Spontaneous activation behavior of Ni3Sn, an intermetallic catalyst, for hydrogen production via methanol decomposition

• A Ni3Sn catalyst for the decomposition of methanol to H2 and CO was prepared.
• The performance of the catalyst was studied at 713, 793, and 873 K.
• The catalyst showed high selectivity for H2 and CO production at high temperatures.
• A rationalization of this activity behavior was proposed.

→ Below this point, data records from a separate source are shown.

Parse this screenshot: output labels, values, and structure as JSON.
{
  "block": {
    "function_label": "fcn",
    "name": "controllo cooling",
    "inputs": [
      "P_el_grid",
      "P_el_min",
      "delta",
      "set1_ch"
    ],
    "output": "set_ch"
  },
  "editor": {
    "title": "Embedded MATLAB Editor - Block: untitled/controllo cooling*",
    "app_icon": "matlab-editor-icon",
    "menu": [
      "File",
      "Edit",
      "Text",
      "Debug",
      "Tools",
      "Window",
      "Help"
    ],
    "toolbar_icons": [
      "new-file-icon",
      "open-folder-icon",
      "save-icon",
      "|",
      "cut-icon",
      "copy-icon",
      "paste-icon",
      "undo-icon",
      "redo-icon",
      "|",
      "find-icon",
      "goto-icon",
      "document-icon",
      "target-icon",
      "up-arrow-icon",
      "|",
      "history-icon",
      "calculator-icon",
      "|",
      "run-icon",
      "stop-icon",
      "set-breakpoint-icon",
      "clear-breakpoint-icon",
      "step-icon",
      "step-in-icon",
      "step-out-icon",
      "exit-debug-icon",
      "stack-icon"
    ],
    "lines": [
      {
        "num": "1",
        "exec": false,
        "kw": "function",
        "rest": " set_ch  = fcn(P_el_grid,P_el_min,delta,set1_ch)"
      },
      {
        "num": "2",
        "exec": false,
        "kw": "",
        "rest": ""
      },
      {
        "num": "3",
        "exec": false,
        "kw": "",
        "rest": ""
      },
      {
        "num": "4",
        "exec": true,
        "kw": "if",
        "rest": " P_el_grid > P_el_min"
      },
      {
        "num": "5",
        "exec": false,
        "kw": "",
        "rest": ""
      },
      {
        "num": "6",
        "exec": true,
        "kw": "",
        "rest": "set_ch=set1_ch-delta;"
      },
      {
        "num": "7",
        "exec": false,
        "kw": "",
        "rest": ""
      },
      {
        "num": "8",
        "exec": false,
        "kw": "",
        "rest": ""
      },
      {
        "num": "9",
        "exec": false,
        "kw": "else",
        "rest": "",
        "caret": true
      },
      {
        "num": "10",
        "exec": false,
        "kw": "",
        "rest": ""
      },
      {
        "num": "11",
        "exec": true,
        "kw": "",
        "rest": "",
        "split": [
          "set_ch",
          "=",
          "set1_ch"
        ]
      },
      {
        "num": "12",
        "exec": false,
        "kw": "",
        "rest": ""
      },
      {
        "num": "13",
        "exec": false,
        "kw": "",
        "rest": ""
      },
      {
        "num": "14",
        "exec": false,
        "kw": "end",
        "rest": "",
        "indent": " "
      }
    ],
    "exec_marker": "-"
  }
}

The catalytic properties of single-phase Ni3Sn powder in the production of hydrogen via the decomposition of methanol were investigated in isothermal tests at 713, 793, and 873 K. The catalytic activity of Ni3Sn significantly increased with time at 793 and 873 K, but not at 713 K, suggesting that Ni3Sn is spontaneously activated at temperatures above 793 K. At these temperatures, Ni3Sn showed high selectivity for H2 and CO production and low selectivity for CH4, CO2, and H2O production, indicating that methanol decomposition was the main reaction, and that side reactions such as methanation and water–gas shift reaction were suppressed. Surface analysis revealed that fine Ni3Sn particles were formed during the reaction, accompanied by a small amount of deposited carbon. The formation of these particles was suggested to be the cause for the spontaneous activation of Ni3Sn.